I love beholders and I know most Dungeons & Dragons fans share my affection, but fights against beholders tend to fizzle into disappointment. At first, the eye beams incapacitate a character or two, so the monster feels threatening even if fear or paralysis idles a couple of players who stop having fun. But beholders can’t damage reliably enough to threaten level-appropriate foes, so the battle turns into a series of rolls to see if bad luck kills a character who suffers random disintegration.
At the table, beholders disappoint, but some less glamorous monsters prove more better than they seem at a glance. The lowly twig blight offers my favorite example. As foes for new characters, blights boast several advantages:
- They’re creepy.
- They’re supernatural, unlike the mundane foes that tend to appear a low-levels.
- Even new characters can fight several.
- Needle blights and vine blights team to ranged and special attacks.
- No one worries about their families.
- Not rats.
Blights may lack flash, but they make useful foes.
For similar reasons, I love giants. Aside from giants, the D&D monster toolkit includes few foes able to challenge higher-level characters without complicating battles with a bunch of special attacks and abilities. Plus giants logically appear in groups that hardly make sense for beholders, dragons, or other more exotic monsters. The simplicity of giants isn’t a bug; it’s a feature.
Gith boast similar virtues: They logically appear in numbers, threaten higher level characters than other humanoids, and don’t slow fights with complexity.
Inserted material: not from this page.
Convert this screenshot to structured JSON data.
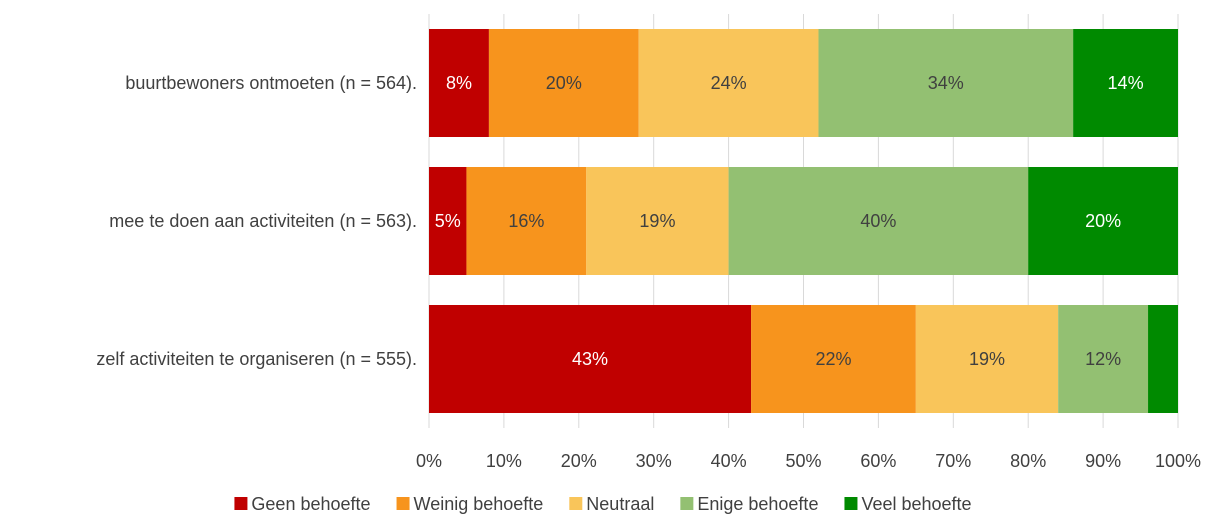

Geoff Hogan writes, “I always present them as being friendly but with a culture and history that is hard to understand, so players are always scared of breaking a taboo.” Plus, elite types of Gith give DMs more options for adventures.
When I asked D&D enthusiasts to name their favorites, John touted animated armor as simple troops. “Their blindsight makes them good guards, but as programmed automatons with Intelligence 1, players might invent fun tricks to avoid battle.”
“I love ghouls because they’re dangerous for many levels,” writes Eric Stephen. The ghoul’s appearance in the Advanced Dungeons & Dragons Dungeon Masters Guide example of play “scared the shit” out of him at age 12. “You see a sickly gray arm strike the gnome as he’s working on the spike, the gnome utters a muffled cry, and then a shadowy form drags him out of sight. What are you others going to do?” I love describing ghouls with milky eyes and ragged dagger nails, scuttling to tear and feast on living flesh.
Dave Clark recommends wyverns as a lower-level alternative to dragons. Wyverns give a taste, but save a real dragon showdown for later in a campaign. When a wyvern stings and players learn the high damage total, I love the fear and surprise at the table. Does that make me a mean DM?
Other surprisingly scary monsters include shadows and skulks. Marty Walser favors shadows. “Players start crapping their pants after losing several points of Strength, which is basically the new dump stat in 5e since few people go with Strength fighters.” “I think skulks are great as terrifying tier 1 foes, and they scale well into tier 2 in large numbers because of invisibility and advantage,” writes Graham Ward. Graham notes that players who research and prepare for skulks can overcome their invisibility and prevail. That adds a rewarding story thread.
Of course many monsters shine because they feature special attacks and abilities that, unlike the beholder’s eye rays, tend to create fun battles. I’ve run several entertaining fights against bulettes. Their burrow speed lets them hit and run, leaving worried players to wonder where the land shark will next erupt from the ground and crash down.
Ropers gained recommendations. Ropers grab and reel characters, while players worry about the nearing maw and try to decide how best to escape. “Every roper encounter is hilarious,” writes ThinkDM.
Creatures that swallow characters usually create fun encounters. When characters get swallowed and then cut their way out, players feel badass and love it. Teos Abadia’s list includes froghemoths, behirs, and giant toads. Teos also favors creatures that deal damage on contact, making a remorhaz a double win.
Jeffrey S. Mueller recommends manticores for challenging, low-level fights. “A few of them can really create a lot of fun scenarios for an encounter other than the usual stand and bang it out fights.”
Some monsters flop when miscast in a typical, three-round D&D combat, but they excel in other roles. Arithmancer Ken suggests hobgoblin iron shadows as spies able to cast charm person and disguise self. If caught, powers like Shadow Jaunt and the silent image spell give them a good chance of escaping.
Eric Menge casts doppelgangers for similar roles. “They make great spies, thieves, and grifters.” He also takes a page from the Fantastic Four comics where one of Doctor Doom’s robot doubles takes the fall. “You killed the villain! Oh no! It’s just a doppelganger! Wahwah!”
As mere combat foes, nothics never live up to their creepy appearance, but as story pieces they excel. Before running a nothic, read the advice from Keith Ammann in The Monsters Know What They’re Doing. Eric Menge also likes nothics as patrols. “They’re better watchdogs than serious threats. Use them in creepy search parties or in patrols around objectives to give PCs a challenge.”